Con las cuerdas afinadas, colocó las yemas de los dedos sobre ellas, cerró los ojos, inspiró profundamente y, sin saber muy bien cómo, las notas pasaron de su recuerdo al instrumento. Una melodía dulce, íntima, inundó el salón. Como si siguiera una indicación de Euterpe, sus labios se abrieron para dejar paso a una voz grave, quebrada, pero preciosa. «Luisa», cantaba. «Luisa», susurraba su corazón. Para ella había cantado mientras vivía y, a la vez que su vida se apagaba, la música se desvanecía con ella, y con su ausencia todas las melodías cesaron. Y de repente en aquel pequeño salón, Luisa, su mujer, se hizo presente. En ese momento se dio cuenta de que en adelante cantaría para conservar su recuerdo.

A esta primera canción, que había compuesto para festejar a Luisa, le sucedió otra, y otra… Antonio no cabía en sí de gozo, bajo el impulso de cantar eternamente a los cuatro vientos. Sentía la necesidad de que todo el mundo experimentara lo mismo que él en aquel momento, así que decidió salir al balcón de su casa para ofrecer su música a los vecinos, a la calle vacía, al mundo asustado que se había encerrado en sus hogares, a Luisa que, con toda seguridad, le escuchaba desde el Cielo.
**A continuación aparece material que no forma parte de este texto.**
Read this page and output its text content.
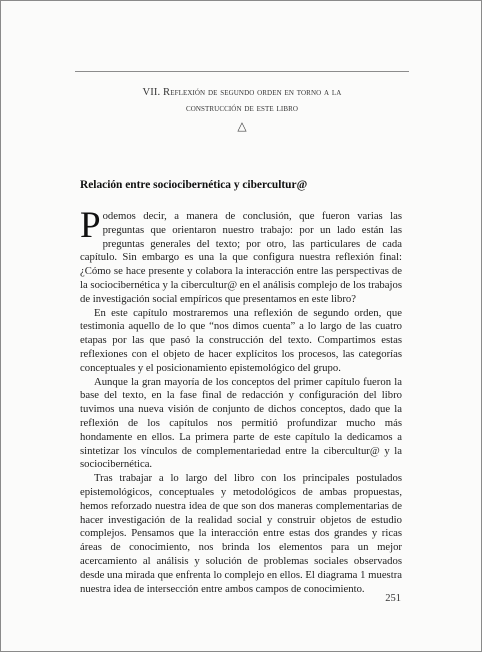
VII. Reflexión de segundo orden en torno a la
construcción de este libro
△
Relación entre sociocibernética y cibercultur@

Podemos decir, a manera de conclusión, que fueron varias las preguntas que orientaron nuestro trabajo: por un lado están las preguntas generales del texto; por otro, las particulares de cada capítulo. Sin embargo es una la que configura nuestra reflexión final: ¿Cómo se hace presente y colabora la interacción entre las perspectivas de la sociocibernética y la cibercultur@ en el análisis complejo de los trabajos de investigación social empíricos que presentamos en este libro?

En este capítulo mostraremos una reflexión de segundo orden, que testimonia aquello de lo que “nos dimos cuenta” a lo largo de las cuatro etapas por las que pasó la construcción del texto. Compartimos estas reflexiones con el objeto de hacer explícitos los procesos, las categorías conceptuales y el posicionamiento epistemológico del grupo.

Aunque la gran mayoría de los conceptos del primer capítulo fueron la base del texto, en la fase final de redacción y configuración del libro tuvimos una nueva visión de conjunto de dichos conceptos, dado que la reflexión de los capítulos nos permitió profundizar mucho más hondamente en ellos. La primera parte de este capítulo la dedicamos a sintetizar los vínculos de complementariedad entre la cibercultur@ y la sociocibernética.

Tras trabajar a lo largo del libro con los principales postulados epistemológicos, conceptuales y metodológicos de ambas propuestas, hemos reforzado nuestra idea de que son dos maneras complementarias de hacer investigación de la realidad social y construir objetos de estudio complejos. Pensamos que la interacción entre estas dos grandes y ricas áreas de conocimiento, nos brinda los elementos para un mejor acercamiento al análisis y solución de problemas sociales observados desde una mirada que enfrenta lo complejo en ellos. El diagrama 1 muestra nuestra idea de intersección entre ambos campos de conocimiento.

251
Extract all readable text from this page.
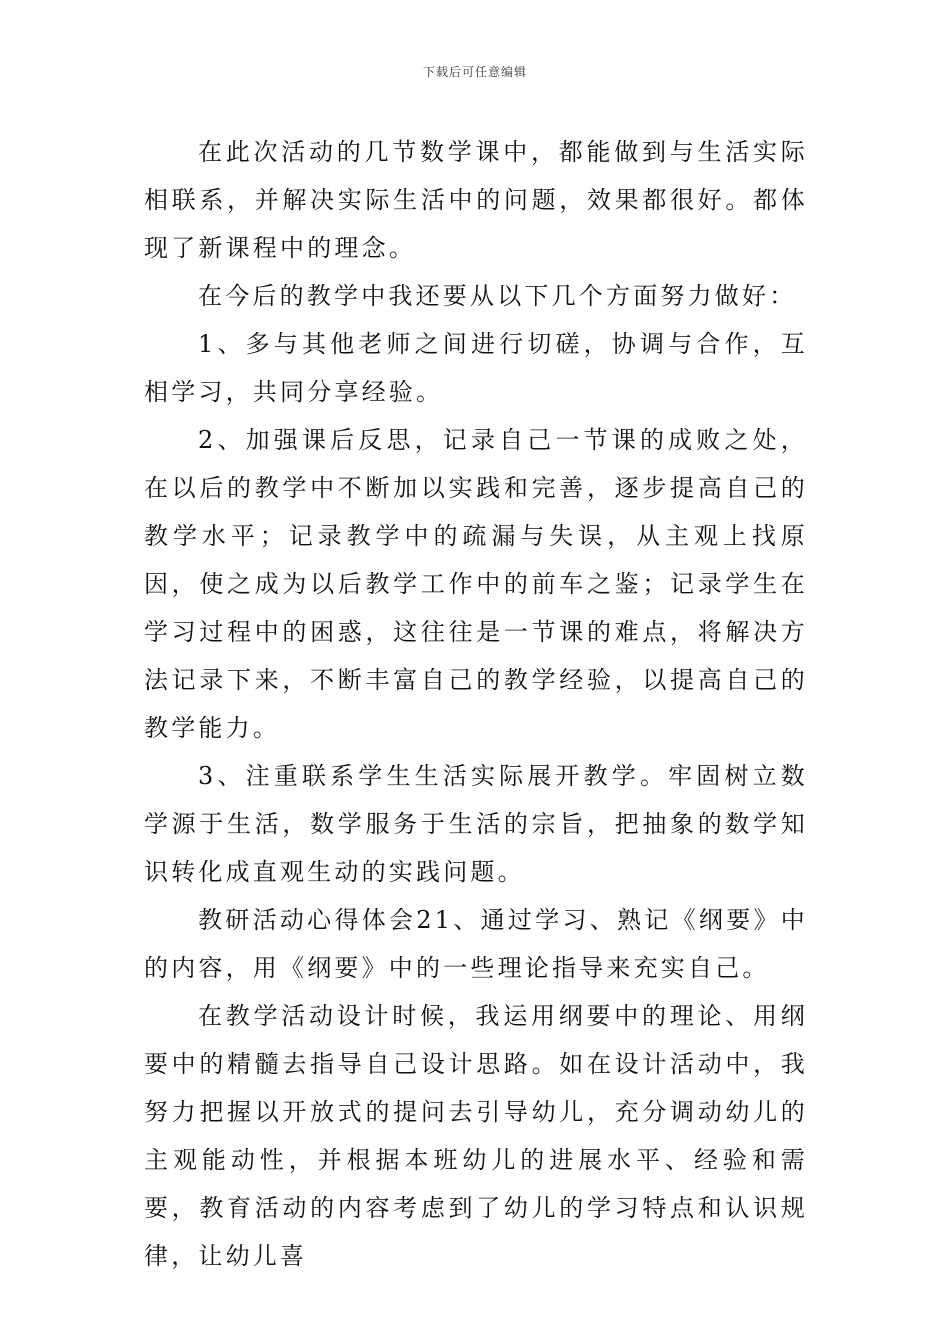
下载后可任意编辑

在此次活动的几节数学课中，都能做到与生活实际相联系，并解决实际生活中的问题，效果都很好。都体现了新课程中的理念。

在今后的教学中我还要从以下几个方面努力做好：

1、多与其他老师之间进行切磋，协调与合作，互相学习，共同分享经验。

2、加强课后反思，记录自己一节课的成败之处，在以后的教学中不断加以实践和完善，逐步提高自己的教学水平；记录教学中的疏漏与失误，从主观上找原因，使之成为以后教学工作中的前车之鉴；记录学生在学习过程中的困惑，这往往是一节课的难点，将解决方法记录下来，不断丰富自己的教学经验，以提高自己的教学能力。

3、注重联系学生生活实际展开教学。牢固树立数学源于生活，数学服务于生活的宗旨，把抽象的数学知识转化成直观生动的实践问题。

教研活动心得体会21、通过学习、熟记《纲要》中的内容，用《纲要》中的一些理论指导来充实自己。

在教学活动设计时候，我运用纲要中的理论、用纲要中的精髓去指导自己设计思路。如在设计活动中，我努力把握以开放式的提问去引导幼儿，充分调动幼儿的主观能动性，并根据本班幼儿的进展水平、经验和需要，教育活动的内容考虑到了幼儿的学习特点和认识规律，让幼儿喜
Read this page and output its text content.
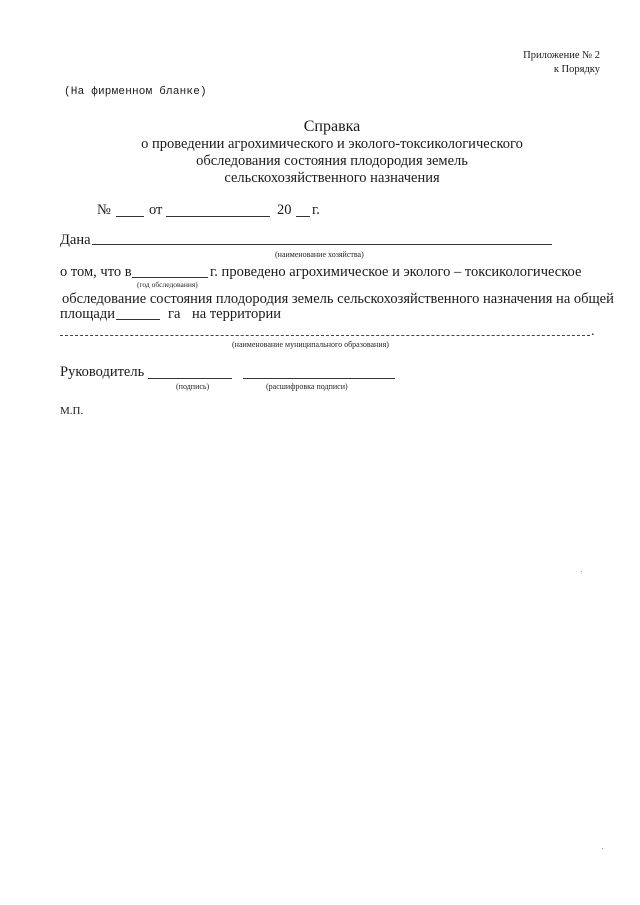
Приложение № 2
к Порядку
(На фирменном бланке)
Справка
о проведении агрохимического и эколого-токсикологического
обследования состояния плодородия земель
сельскохозяйственного назначения
№	от	20 г.
Дана
(наименование хозяйства)
о том, что в	г. проведено агрохимическое и эколого – токсикологическое
(год обследования)
обследование состояния плодородия земель сельскохозяйственного назначения на общей
площади	га на территории
.
(наименование муниципального образования)
Руководитель
(подпись)	(расшифровка подписи)
М.П.
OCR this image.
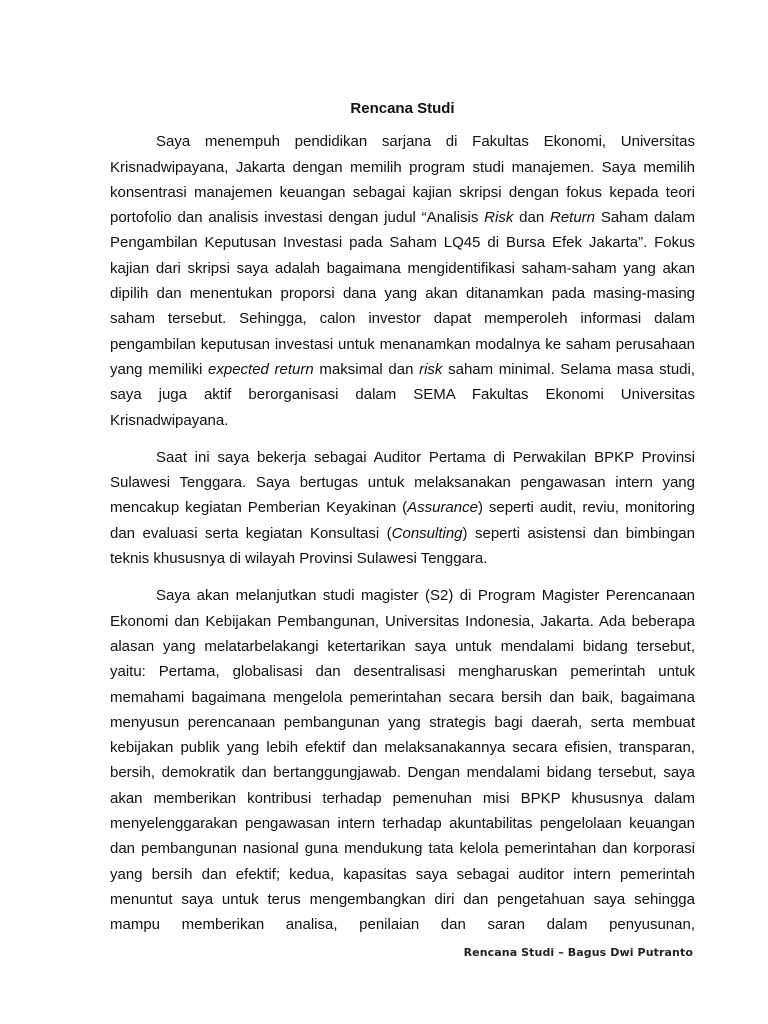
Rencana Studi

Saya menempuh pendidikan sarjana di Fakultas Ekonomi, Universitas Krisnadwipayana, Jakarta dengan memilih program studi manajemen. Saya memilih konsentrasi manajemen keuangan sebagai kajian skripsi dengan fokus kepada teori portofolio dan analisis investasi dengan judul “Analisis Risk dan Return Saham dalam Pengambilan Keputusan Investasi pada Saham LQ45 di Bursa Efek Jakarta”. Fokus kajian dari skripsi saya adalah bagaimana mengidentifikasi saham-saham yang akan dipilih dan menentukan proporsi dana yang akan ditanamkan pada masing-masing saham tersebut. Sehingga, calon investor dapat memperoleh informasi dalam pengambilan keputusan investasi untuk menanamkan modalnya ke saham perusahaan yang memiliki expected return maksimal dan risk saham minimal. Selama masa studi, saya juga aktif berorganisasi dalam SEMA Fakultas Ekonomi Universitas Krisnadwipayana.

Saat ini saya bekerja sebagai Auditor Pertama di Perwakilan BPKP Provinsi Sulawesi Tenggara. Saya bertugas untuk melaksanakan pengawasan intern yang mencakup kegiatan Pemberian Keyakinan (Assurance) seperti audit, reviu, monitoring dan evaluasi serta kegiatan Konsultasi (Consulting) seperti asistensi dan bimbingan teknis khususnya di wilayah Provinsi Sulawesi Tenggara.

Saya akan melanjutkan studi magister (S2) di Program Magister Perencanaan Ekonomi dan Kebijakan Pembangunan, Universitas Indonesia, Jakarta. Ada beberapa alasan yang melatarbelakangi ketertarikan saya untuk mendalami bidang tersebut, yaitu: Pertama, globalisasi dan desentralisasi mengharuskan pemerintah untuk memahami bagaimana mengelola pemerintahan secara bersih dan baik, bagaimana menyusun perencanaan pembangunan yang strategis bagi daerah, serta membuat kebijakan publik yang lebih efektif dan melaksanakannya secara efisien, transparan, bersih, demokratik dan bertanggungjawab. Dengan mendalami bidang tersebut, saya akan memberikan kontribusi terhadap pemenuhan misi BPKP khususnya dalam menyelenggarakan pengawasan intern terhadap akuntabilitas pengelolaan keuangan dan pembangunan nasional guna mendukung tata kelola pemerintahan dan korporasi yang bersih dan efektif; kedua, kapasitas saya sebagai auditor intern pemerintah menuntut saya untuk terus mengembangkan diri dan pengetahuan saya sehingga mampu memberikan analisa, penilaian dan saran dalam penyusunan,

Rencana Studi – Bagus Dwi Putranto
Cada uno de aquellos días de confinamiento salió Antonio al balcón con la bandurria. Se pasaba las horas recordando melodías, improvisando, componiendo… Inundaba el aire del barrio con notas plenas de belleza y felicidad. Sus vecinos salían a las ventanas, a las terrazas, a los balcones para escucharle o sumarse a su canto, alguno, incluso, con una guitarra para acompañarle. 

En algún instante, entre canción y canción, Antonio recordó algo que Luisa le dijo una vez:

–La música nunca te fallará. Te puede fallar el mundo, tus amigos, quien sea… pero la música nunca lo hará.

Entendía el por qué: la música le traía la alegría que le faltaba a la ciudad y la compañía de aquel vecindario. La música le llenaba el espíritu, acercándole a lo divino… Le hacía sentirse libre de las paredes de su casa, le traía la dulce presencia de su esposa, quien –Antonio lo sabía– cantaba con él.